August 10, 2012 - Wildfires in Oklahoma
Oklahoma has joined several other states in being struck by wildfires during the widespread drought affecting nearly two-thirds of the conterminous United States this summer. In the August 4 image above, the brown tones represent vegetation destroyed by a fire that developed in late July in the Creek County area of northeastern Oklahoma. The fire burned over 91 square miles, causing a number of residents in Mannford and Kellyville to be evacuated. During the week of August 1, over 18 fires were burning in Oklahoma.
July 11, 2012 - Update on Waldo Canyon Fire, Colorado
The most destructive wildfire in Colorado history started on June 23, in the pine forests just northwest of Colorado Springs, Colorado. The fire spread quickly burning over 5,000 acres by June 26 and more than 18,000 acres the next day. Nearly 350 homes were destroyed when the fire burned into northwest Colorado Springs. Hot, dry weather and shifting winds made battling the fire extremely challenging.
Local attractions such as the Air Force Academy, Garden of the Gods, Pike's Peak Highway, and the cog railroad were closed when mandatory evacuation orders were in place.
The Waldo Canyon Fire was 95% contained when this simulated natural color image was acquired by the Advanced Spaceborne Thermal Emission and Reflection Radiometer (ASTER) on July 4, 2012. The black burn scar covers a 29 square-mile area.
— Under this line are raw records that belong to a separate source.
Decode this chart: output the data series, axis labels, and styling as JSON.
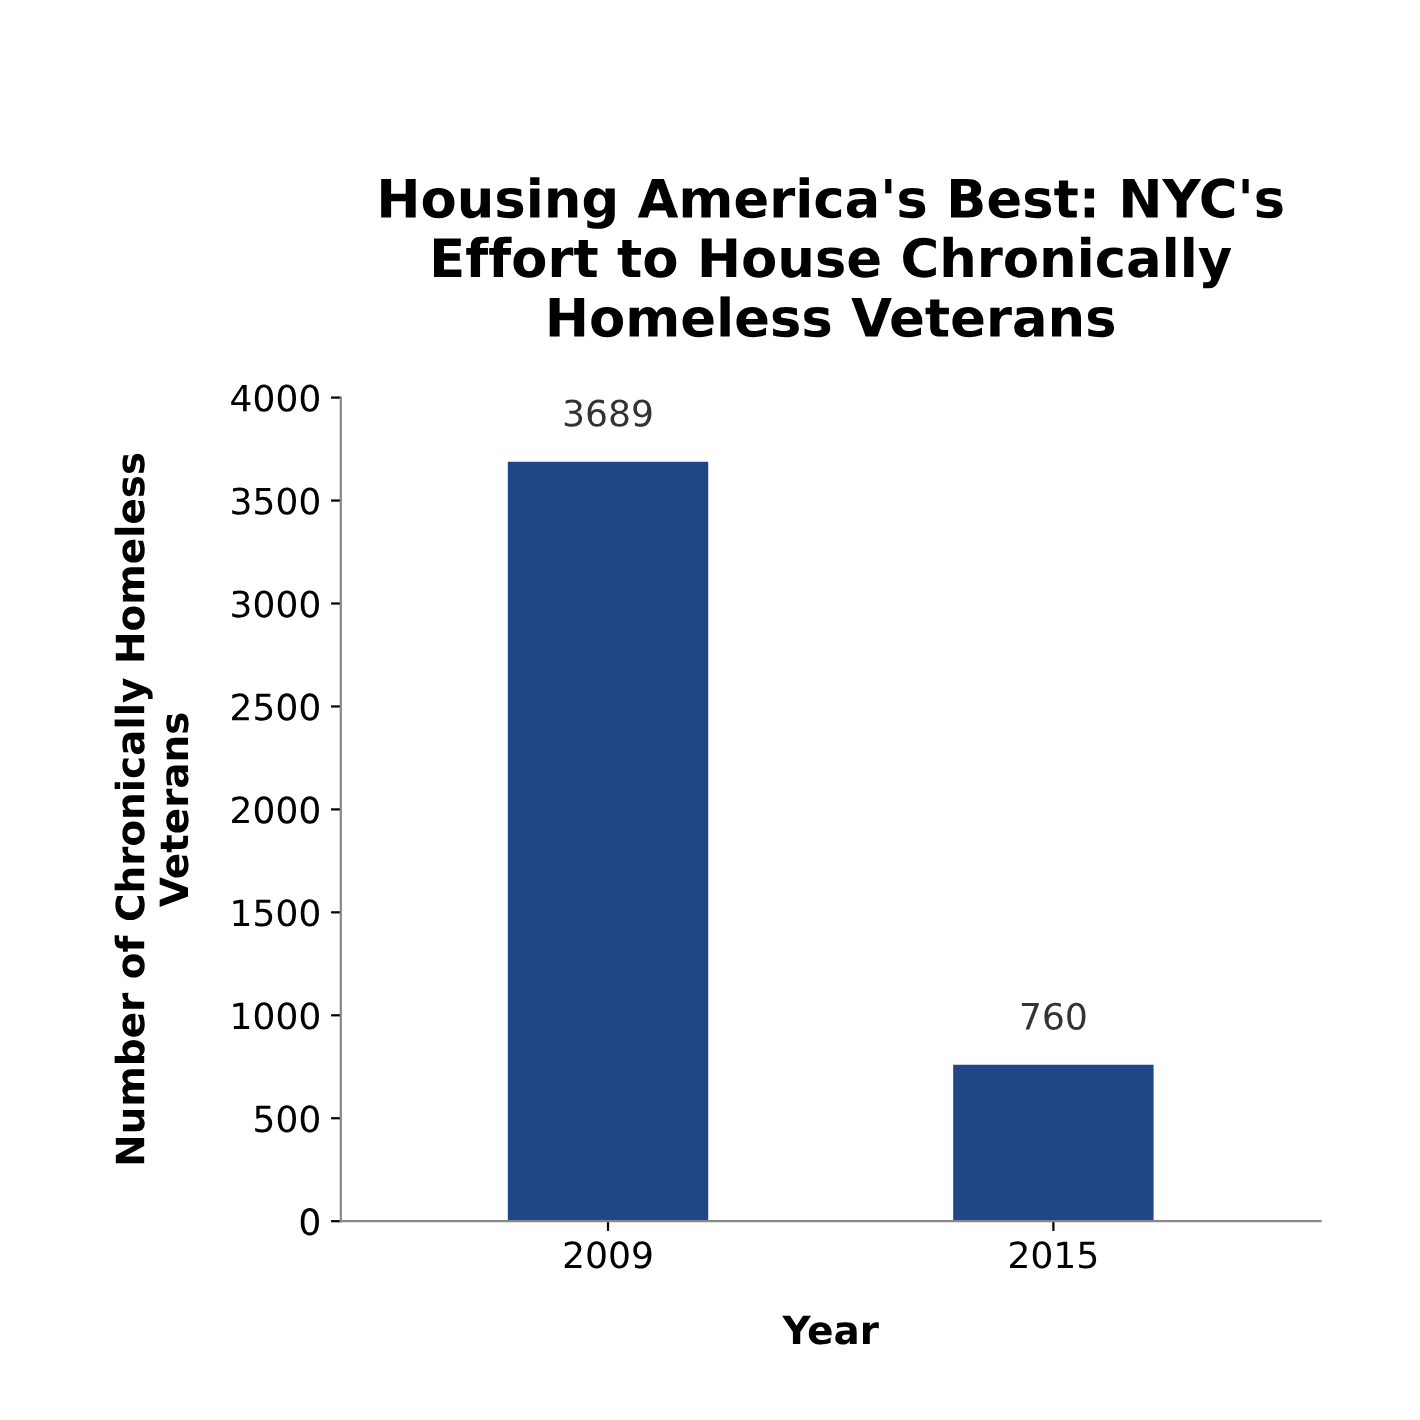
{
  "chart_data": {
    "type": "bar",
    "title": "Housing America's Best: NYC's\nEffort to House Chronically\nHomeless Veterans",
    "xlabel": "Year",
    "ylabel": "Number of Chronically Homeless\nVeterans",
    "categories": [
      "2009",
      "2015"
    ],
    "values": [
      3689,
      760
    ],
    "color": "#1f4788",
    "ylim": [
      0,
      4000
    ],
    "yticks": [
      0,
      500,
      1000,
      1500,
      2000,
      2500,
      3000,
      3500,
      4000
    ],
    "grid": false,
    "data_labels": true
  }
}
ASTER orbits Earth on the Terra spacecraft at an elevation of 438 miles. Terra and ASTER are key components of the National Aeronautics and Space Administration's (NASA) Earth Observing System. ASTER is successfully completing a global mapping mission, with over two million 1,390 square mile multispectral scenes archived since launch in 1999. Data are available from the NASA Land Processes Distributed Active Archive Center at the USGS Earth Resources Observation and Science (EROS) Center near Sioux Falls, South Dakota.
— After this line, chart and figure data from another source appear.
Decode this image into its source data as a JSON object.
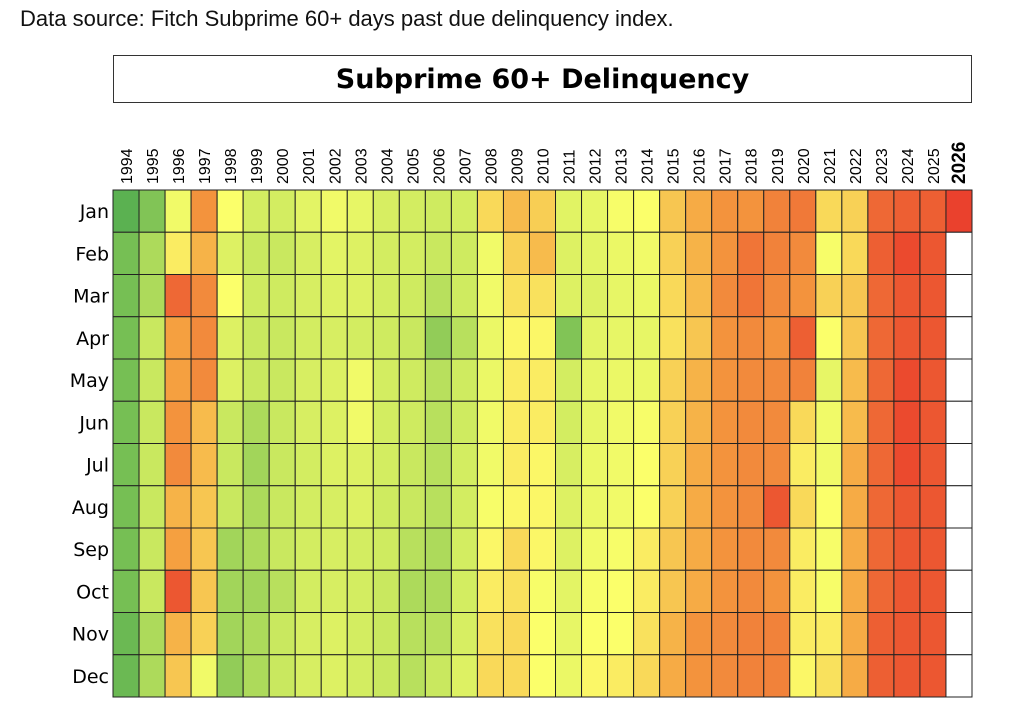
{
  "source_note": "Data source: Fitch Subprime 60+ days past due delinquency index.",
  "chart_data": {
    "type": "heatmap",
    "title": "Subprime 60+ Delinquency",
    "x": [
      "1994",
      "1995",
      "1996",
      "1997",
      "1998",
      "1999",
      "2000",
      "2001",
      "2002",
      "2003",
      "2004",
      "2005",
      "2006",
      "2007",
      "2008",
      "2009",
      "2010",
      "2011",
      "2012",
      "2013",
      "2014",
      "2015",
      "2016",
      "2017",
      "2018",
      "2019",
      "2020",
      "2021",
      "2022",
      "2023",
      "2024",
      "2025",
      "2026"
    ],
    "bold_x": [
      "2026"
    ],
    "y": [
      "Jan",
      "Feb",
      "Mar",
      "Apr",
      "May",
      "Jun",
      "Jul",
      "Aug",
      "Sep",
      "Oct",
      "Nov",
      "Dec"
    ],
    "color_scale": [
      "#3fa34d",
      "#c9e85f",
      "#fbff6a",
      "#f5a040",
      "#e8342a"
    ],
    "value_range": [
      0,
      1
    ],
    "matrix": [
      [
        0.05,
        0.12,
        0.45,
        0.78,
        0.5,
        0.3,
        0.3,
        0.38,
        0.45,
        0.4,
        0.32,
        0.3,
        0.28,
        0.3,
        0.6,
        0.68,
        0.63,
        0.37,
        0.4,
        0.48,
        0.5,
        0.65,
        0.72,
        0.78,
        0.78,
        0.82,
        0.84,
        0.6,
        0.62,
        0.88,
        0.9,
        0.9,
        0.97
      ],
      [
        0.1,
        0.2,
        0.55,
        0.7,
        0.35,
        0.25,
        0.25,
        0.32,
        0.38,
        0.35,
        0.3,
        0.3,
        0.25,
        0.28,
        0.45,
        0.62,
        0.68,
        0.35,
        0.38,
        0.42,
        0.45,
        0.62,
        0.7,
        0.78,
        0.85,
        0.82,
        0.8,
        0.48,
        0.6,
        0.9,
        0.95,
        0.92,
        null
      ],
      [
        0.1,
        0.2,
        0.88,
        0.8,
        0.5,
        0.28,
        0.28,
        0.32,
        0.35,
        0.35,
        0.3,
        0.28,
        0.22,
        0.28,
        0.45,
        0.58,
        0.58,
        0.35,
        0.35,
        0.4,
        0.42,
        0.6,
        0.68,
        0.8,
        0.85,
        0.8,
        0.78,
        0.62,
        0.65,
        0.88,
        0.92,
        0.92,
        null
      ],
      [
        0.1,
        0.25,
        0.75,
        0.8,
        0.35,
        0.25,
        0.25,
        0.3,
        0.32,
        0.3,
        0.28,
        0.25,
        0.15,
        0.22,
        0.42,
        0.52,
        0.52,
        0.12,
        0.38,
        0.4,
        0.4,
        0.58,
        0.65,
        0.78,
        0.8,
        0.78,
        0.9,
        0.5,
        0.65,
        0.88,
        0.92,
        0.92,
        null
      ],
      [
        0.1,
        0.25,
        0.75,
        0.8,
        0.35,
        0.25,
        0.25,
        0.32,
        0.35,
        0.45,
        0.3,
        0.28,
        0.22,
        0.28,
        0.42,
        0.55,
        0.55,
        0.3,
        0.4,
        0.42,
        0.42,
        0.62,
        0.7,
        0.78,
        0.8,
        0.8,
        0.82,
        0.4,
        0.68,
        0.88,
        0.95,
        0.92,
        null
      ],
      [
        0.1,
        0.25,
        0.78,
        0.68,
        0.25,
        0.2,
        0.25,
        0.32,
        0.35,
        0.45,
        0.3,
        0.28,
        0.22,
        0.28,
        0.45,
        0.55,
        0.55,
        0.3,
        0.4,
        0.45,
        0.48,
        0.62,
        0.7,
        0.78,
        0.8,
        0.8,
        0.6,
        0.45,
        0.68,
        0.88,
        0.95,
        0.92,
        null
      ],
      [
        0.1,
        0.25,
        0.8,
        0.68,
        0.25,
        0.18,
        0.25,
        0.3,
        0.35,
        0.35,
        0.3,
        0.25,
        0.22,
        0.3,
        0.45,
        0.55,
        0.52,
        0.32,
        0.42,
        0.45,
        0.5,
        0.62,
        0.72,
        0.78,
        0.8,
        0.8,
        0.55,
        0.45,
        0.72,
        0.88,
        0.95,
        0.92,
        null
      ],
      [
        0.1,
        0.25,
        0.7,
        0.65,
        0.25,
        0.2,
        0.25,
        0.3,
        0.32,
        0.35,
        0.28,
        0.25,
        0.22,
        0.3,
        0.48,
        0.52,
        0.52,
        0.35,
        0.42,
        0.45,
        0.5,
        0.62,
        0.72,
        0.78,
        0.8,
        0.92,
        0.6,
        0.5,
        0.72,
        0.88,
        0.92,
        0.92,
        null
      ],
      [
        0.1,
        0.25,
        0.75,
        0.65,
        0.18,
        0.2,
        0.25,
        0.3,
        0.32,
        0.3,
        0.28,
        0.22,
        0.2,
        0.3,
        0.52,
        0.6,
        0.52,
        0.35,
        0.45,
        0.48,
        0.55,
        0.65,
        0.72,
        0.78,
        0.8,
        0.8,
        0.55,
        0.48,
        0.72,
        0.88,
        0.92,
        0.92,
        null
      ],
      [
        0.1,
        0.25,
        0.92,
        0.65,
        0.18,
        0.18,
        0.22,
        0.3,
        0.32,
        0.3,
        0.25,
        0.2,
        0.2,
        0.3,
        0.55,
        0.58,
        0.48,
        0.38,
        0.48,
        0.5,
        0.55,
        0.65,
        0.72,
        0.78,
        0.8,
        0.78,
        0.55,
        0.48,
        0.72,
        0.88,
        0.92,
        0.92,
        null
      ],
      [
        0.08,
        0.2,
        0.7,
        0.62,
        0.18,
        0.2,
        0.25,
        0.32,
        0.35,
        0.3,
        0.25,
        0.22,
        0.22,
        0.32,
        0.58,
        0.6,
        0.5,
        0.4,
        0.5,
        0.5,
        0.58,
        0.7,
        0.78,
        0.8,
        0.82,
        0.82,
        0.55,
        0.55,
        0.72,
        0.9,
        0.92,
        0.92,
        null
      ],
      [
        0.08,
        0.2,
        0.65,
        0.45,
        0.15,
        0.2,
        0.25,
        0.32,
        0.35,
        0.3,
        0.25,
        0.22,
        0.25,
        0.35,
        0.6,
        0.6,
        0.5,
        0.42,
        0.52,
        0.55,
        0.6,
        0.72,
        0.78,
        0.8,
        0.82,
        0.82,
        0.52,
        0.58,
        0.72,
        0.9,
        0.92,
        0.92,
        null
      ]
    ]
  }
}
July 2, 2012 - Missouri River - one year after flooding
In the spring and summer of 2011, the Missouri River experienced extreme flooding. The Landsat images above show Omaha, Nebraska, during the flooding on June 6, 2011, and one year later on June 8, 2012. In these images, the Missouri River is blue and meanders north to south through Omaha. Warm dry weather this year has allowed the river to return to its banks; however, clean-up continues on the highways and areas along the entire river.
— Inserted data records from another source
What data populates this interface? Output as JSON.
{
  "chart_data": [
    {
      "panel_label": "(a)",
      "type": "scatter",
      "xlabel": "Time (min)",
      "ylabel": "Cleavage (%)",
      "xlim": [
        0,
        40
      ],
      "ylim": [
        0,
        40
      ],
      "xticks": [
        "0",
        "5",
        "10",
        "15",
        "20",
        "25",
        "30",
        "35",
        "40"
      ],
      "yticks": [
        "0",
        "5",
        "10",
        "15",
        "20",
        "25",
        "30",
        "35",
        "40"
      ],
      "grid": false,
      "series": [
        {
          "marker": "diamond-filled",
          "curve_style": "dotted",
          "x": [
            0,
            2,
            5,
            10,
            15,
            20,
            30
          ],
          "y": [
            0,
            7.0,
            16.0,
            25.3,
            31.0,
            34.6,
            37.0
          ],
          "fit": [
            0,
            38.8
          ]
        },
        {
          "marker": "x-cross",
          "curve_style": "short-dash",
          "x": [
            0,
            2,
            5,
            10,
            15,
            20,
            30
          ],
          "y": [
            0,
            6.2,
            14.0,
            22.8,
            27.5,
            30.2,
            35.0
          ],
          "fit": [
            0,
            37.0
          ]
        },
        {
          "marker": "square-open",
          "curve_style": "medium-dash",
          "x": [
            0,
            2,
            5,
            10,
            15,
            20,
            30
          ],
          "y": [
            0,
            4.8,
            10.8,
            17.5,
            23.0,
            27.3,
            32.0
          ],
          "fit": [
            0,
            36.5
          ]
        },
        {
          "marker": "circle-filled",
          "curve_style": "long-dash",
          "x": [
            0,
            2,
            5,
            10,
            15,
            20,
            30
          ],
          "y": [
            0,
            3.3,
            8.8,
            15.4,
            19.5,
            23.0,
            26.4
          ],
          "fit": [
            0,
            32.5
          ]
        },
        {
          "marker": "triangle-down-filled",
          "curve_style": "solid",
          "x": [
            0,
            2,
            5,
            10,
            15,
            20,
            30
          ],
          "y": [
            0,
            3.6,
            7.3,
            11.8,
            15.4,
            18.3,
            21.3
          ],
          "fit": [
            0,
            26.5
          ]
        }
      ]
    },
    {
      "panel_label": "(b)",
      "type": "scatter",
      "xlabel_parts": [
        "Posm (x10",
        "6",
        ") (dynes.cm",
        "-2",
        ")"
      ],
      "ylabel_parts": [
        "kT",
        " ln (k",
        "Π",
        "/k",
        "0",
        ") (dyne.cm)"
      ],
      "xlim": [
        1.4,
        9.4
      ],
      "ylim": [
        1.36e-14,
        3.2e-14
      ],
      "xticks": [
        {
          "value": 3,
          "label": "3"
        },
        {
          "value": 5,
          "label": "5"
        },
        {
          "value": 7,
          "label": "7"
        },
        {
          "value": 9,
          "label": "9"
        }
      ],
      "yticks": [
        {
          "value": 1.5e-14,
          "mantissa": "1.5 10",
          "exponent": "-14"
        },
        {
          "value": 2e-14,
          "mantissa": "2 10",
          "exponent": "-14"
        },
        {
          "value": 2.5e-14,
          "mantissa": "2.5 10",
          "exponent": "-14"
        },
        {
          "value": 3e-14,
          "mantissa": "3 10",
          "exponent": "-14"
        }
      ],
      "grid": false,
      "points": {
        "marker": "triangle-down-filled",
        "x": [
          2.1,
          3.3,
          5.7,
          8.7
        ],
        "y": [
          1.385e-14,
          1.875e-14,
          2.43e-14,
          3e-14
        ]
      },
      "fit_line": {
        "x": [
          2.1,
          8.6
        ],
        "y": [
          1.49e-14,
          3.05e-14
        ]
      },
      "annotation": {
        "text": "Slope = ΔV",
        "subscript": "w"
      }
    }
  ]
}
June 28, 2012 - Waldo Canyon Fire
On June 23, a wildfire started in the pine forests just northwest of Colorado Springs, CO, and spread quickly. By June 26, it had burned over 5,000 acres. The next day, more than 18,000 acres had been burned. Hot, dry weather and shifting winds have made battling the fire extremely challenging. Local attractions such as the Air Force Academy, Garden of the Gods, Pike's Peak Highway, and the cog railroad are closed as mandatory evacuation orders are in place.
June 20, 2012 - Wildfire near Fort Collins, Colorado
The High Park wildfire continues to burn just west of Fort Collins, CO. The burned area, shown in dark red in the June 18 image, shows the nearly 60,000 acres that have burned so far. The fire, which started on June 9 by a lightning strike, destroyed 189 homes as of June 19. Evacuation orders remain in place in many areas. In the June 18 image, clouds hover just north of the burned area, with smoke from the fire visible as blue.
June 7, 2012 - New Mexico's Whitewater-Baldy fire
After burning for two weeks, two lightning sparked fires merged in mid-May to form the Whitewater Baldy Complex Wildfire in the Gila Wilderness of western New Mexico. The largest wildfire in New Mexico history, the fire had consumed over 260,000 acres by June 6.
The Landsat 7 imagery above shows the immensity of the fire in the steep, inaccessible terrain.